Improving Your Practice: The Value of Self-Reflection in Supervision and Clinical Growth
- alysejanelle
- Jun 9
- 4 min read

One of the most valuable things therapists can do for their growth is slow down long enough to reflect on themselves after a day of sessions.
In a field that requires emotional presence, attunement, critical thinking, ethics, and constant relational engagement, it can be easy to move from client to client without truly checking in with ourselves. But honestly, some of the biggest growth moments happen outside of the session itself—when we are willing to reflect, stay curious, and remain open to learning.
Even after 11 years of being a therapist, this is still a practice I intentionally utilize regularly. Experience does not remove the need for reflection. If anything, I think it highlights how important it actually is. No matter how long we have been in this field, there is always room for growth, refinement, awareness, and continued learning.
I truly believe one of the healthiest mindsets a therapist can have is remaining teachable.
Supervision is not only about discussing interventions or diagnosing clients. It is also about learning about yourself in the therapy room.
Assessing Your Nervous System
After a day of clients, it can be incredibly helpful to pause and assess your own nervous system.
A simple question can be: “Where am I on a scale from 1–10?”
1 = regulated, grounded, calm
10 = highly dysregulated, emotionally flooded, overwhelmed
This is not about judging yourself or feeling like you “should” always be regulated. It is simply about noticing.
Therapists are human beings with nervous systems, too. Some sessions may leave you feeling connected and energized, while others may feel emotionally heavy, activating, draining, overstimulating, or hard to shake off. Building awareness around this can help clinicians strengthen boundaries, increase self-awareness, prevent burnout, and better understand their own responses in the room.
Sometimes, just slowing down long enough to notice your body, your emotions, and your reactions can tell you a lot.
Noticing Which Clients Took Up Emotional Space
Another important reflection point is noticing which clients stayed with you after session.
Which clients occupied more emotional space in your mind that day?Which sessions felt activating?Which ones left you feeling anxious, protective, frustrated, emotionally exhausted, deeply connected, or even uncertain?
Again, this is not about criticism or shame. It is about curiosity and awareness.
Often, these reactions can provide important insight into countertransference, personal triggers, areas for growth, deeper empathy, or relational dynamics happening in the room. The goal is not to eliminate emotional reactions. The goal is to become more aware of them so they can be explored ethically, thoughtfully, and with honesty.
The Value of Rewatching Audio or Video Recordings
One of the most growth-oriented practices in supervision can be replaying audio or video recordings of sessions completed for supervision purposes.
Watching yourself back can feel uncomfortable at first for many clinicians. Most therapists are far more critical of themselves than they are of others. But over time, this practice can become one of the most powerful tools for growth.
Rewatching sessions allows therapists to:
Observe body language and tone
Notice moments of attunement or missed attunement
Reflect on pacing and interventions
Identify patterns and blind spots
Increase intentionality and confidence
Recognize strengths that are easy to overlook in real time
Most importantly, this process should be approached without harsh self-judgment.

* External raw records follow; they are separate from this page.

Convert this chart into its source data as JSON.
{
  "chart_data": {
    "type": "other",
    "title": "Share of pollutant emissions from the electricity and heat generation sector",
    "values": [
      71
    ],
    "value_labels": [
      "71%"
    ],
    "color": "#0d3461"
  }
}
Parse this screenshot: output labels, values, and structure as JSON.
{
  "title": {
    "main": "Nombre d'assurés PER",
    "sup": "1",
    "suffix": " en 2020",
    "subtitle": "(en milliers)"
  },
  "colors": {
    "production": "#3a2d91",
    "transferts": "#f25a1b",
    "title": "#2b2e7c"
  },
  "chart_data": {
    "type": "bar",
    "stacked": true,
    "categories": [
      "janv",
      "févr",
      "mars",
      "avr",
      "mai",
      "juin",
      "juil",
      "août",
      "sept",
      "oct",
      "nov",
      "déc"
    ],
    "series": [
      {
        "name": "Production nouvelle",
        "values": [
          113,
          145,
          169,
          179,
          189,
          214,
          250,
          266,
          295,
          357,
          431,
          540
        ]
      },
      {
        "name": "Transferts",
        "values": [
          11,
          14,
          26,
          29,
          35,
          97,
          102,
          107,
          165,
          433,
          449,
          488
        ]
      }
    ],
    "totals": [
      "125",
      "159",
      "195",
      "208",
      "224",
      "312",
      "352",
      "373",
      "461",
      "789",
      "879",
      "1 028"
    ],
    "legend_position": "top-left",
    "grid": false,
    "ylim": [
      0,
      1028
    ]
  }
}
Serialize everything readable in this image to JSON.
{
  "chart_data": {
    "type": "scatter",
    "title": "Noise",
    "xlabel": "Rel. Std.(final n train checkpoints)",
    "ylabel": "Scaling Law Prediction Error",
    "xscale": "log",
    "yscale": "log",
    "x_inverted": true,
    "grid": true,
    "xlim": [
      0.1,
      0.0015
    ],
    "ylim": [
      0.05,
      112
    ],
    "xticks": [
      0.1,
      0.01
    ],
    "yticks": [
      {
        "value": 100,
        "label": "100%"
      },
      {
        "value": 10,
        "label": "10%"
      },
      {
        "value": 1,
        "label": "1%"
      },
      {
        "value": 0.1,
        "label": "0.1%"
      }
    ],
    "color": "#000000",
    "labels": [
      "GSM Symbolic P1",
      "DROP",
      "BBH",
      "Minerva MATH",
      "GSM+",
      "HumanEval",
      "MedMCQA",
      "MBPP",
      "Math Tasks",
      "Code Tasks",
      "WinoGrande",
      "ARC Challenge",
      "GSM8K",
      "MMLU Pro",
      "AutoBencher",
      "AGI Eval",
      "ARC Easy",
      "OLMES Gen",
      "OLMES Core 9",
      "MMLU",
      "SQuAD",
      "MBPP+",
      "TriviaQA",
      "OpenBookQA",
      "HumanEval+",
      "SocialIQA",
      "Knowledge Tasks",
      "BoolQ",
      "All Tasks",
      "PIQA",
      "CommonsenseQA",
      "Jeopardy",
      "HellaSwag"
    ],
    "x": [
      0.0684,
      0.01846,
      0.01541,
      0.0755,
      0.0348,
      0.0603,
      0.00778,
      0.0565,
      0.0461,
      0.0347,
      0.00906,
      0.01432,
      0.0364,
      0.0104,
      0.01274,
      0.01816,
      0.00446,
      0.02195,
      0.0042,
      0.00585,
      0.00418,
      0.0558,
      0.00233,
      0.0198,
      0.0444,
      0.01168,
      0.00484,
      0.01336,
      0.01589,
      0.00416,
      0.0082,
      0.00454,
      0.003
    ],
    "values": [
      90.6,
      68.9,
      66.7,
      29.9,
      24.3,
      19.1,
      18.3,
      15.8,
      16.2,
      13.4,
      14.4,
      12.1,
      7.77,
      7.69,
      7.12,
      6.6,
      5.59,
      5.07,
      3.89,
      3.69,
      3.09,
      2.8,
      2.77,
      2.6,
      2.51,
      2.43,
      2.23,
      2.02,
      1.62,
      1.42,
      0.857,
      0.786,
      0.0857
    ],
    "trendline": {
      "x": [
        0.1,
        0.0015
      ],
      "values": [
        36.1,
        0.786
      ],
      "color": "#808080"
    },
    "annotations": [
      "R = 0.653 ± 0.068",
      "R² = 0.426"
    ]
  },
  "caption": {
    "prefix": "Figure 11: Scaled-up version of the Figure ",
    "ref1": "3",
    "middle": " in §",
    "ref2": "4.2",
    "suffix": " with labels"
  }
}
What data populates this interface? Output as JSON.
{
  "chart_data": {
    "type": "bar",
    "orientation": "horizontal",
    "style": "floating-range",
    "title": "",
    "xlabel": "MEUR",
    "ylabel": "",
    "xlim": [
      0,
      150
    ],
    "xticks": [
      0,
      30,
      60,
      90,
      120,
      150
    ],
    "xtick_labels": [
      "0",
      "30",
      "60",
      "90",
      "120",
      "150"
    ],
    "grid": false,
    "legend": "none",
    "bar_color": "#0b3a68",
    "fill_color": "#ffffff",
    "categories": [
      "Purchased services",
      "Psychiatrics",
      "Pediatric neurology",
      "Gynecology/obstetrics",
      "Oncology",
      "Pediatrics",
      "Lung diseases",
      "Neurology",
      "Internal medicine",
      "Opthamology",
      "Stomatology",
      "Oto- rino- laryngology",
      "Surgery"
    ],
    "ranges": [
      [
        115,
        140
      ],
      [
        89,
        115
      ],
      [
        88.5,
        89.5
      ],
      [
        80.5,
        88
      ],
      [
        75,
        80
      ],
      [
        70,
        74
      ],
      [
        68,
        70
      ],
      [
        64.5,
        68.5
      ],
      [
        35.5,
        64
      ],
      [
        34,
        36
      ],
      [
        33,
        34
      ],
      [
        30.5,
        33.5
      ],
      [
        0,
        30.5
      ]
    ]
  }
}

The goal is not perfection. The goal is reflection, growth, self-awareness, and compassion toward yourself as a clinician.
I think sometimes therapists only look back at sessions searching for what they did “wrong,” when in reality there is also so much value in noticing what you did well.
Maybe you stayed grounded during a difficult moment.Maybe your reflection helped a client feel deeply understood.Maybe your pacing created safety.Maybe your presence mattered more than you realized.
Those things deserve to be noticed, too.
Each time you rewatch a session, you may notice something different. That is part of the growth process.
The Ethics of Recording Sessions
When utilizing audio or video recordings for supervision or self-reflection, ethics are incredibly important.
Clients should always provide informed consent before any recording takes place. They deserve to fully understand:
Why the session is being recorded
How the recording will be used
Who will have access to it
How confidentiality will be protected
How and when the recording will be securely destroyed
Clients should also feel fully empowered to decline recording without fear that it will negatively impact their treatment or therapeutic relationship.
As therapists, we have a responsibility to protect client privacy, maintain confidentiality, and handle recordings with professionalism, care, and respect. Ethical practice is not just about following rules—it is about protecting the trust clients place in us.
Growth Happens Through Reflection
Strong clinicians are not therapists who never make mistakes. Strong clinicians are therapists who remain reflective, self-aware, ethical, teachable, and willing to grow.
Self-reflection allows therapists to continue evolving while staying connected to both their humanity and their clinical responsibility.
Honestly, I think some of the best therapists are not the ones who believe they have everything figured out. They are the ones willing to stay curious about themselves, open to feedback, aware of their impact, and committed to continued growth throughout their career.
Ultimately, that level of reflection does not just benefit the therapist—it benefits every client sitting across from them as well.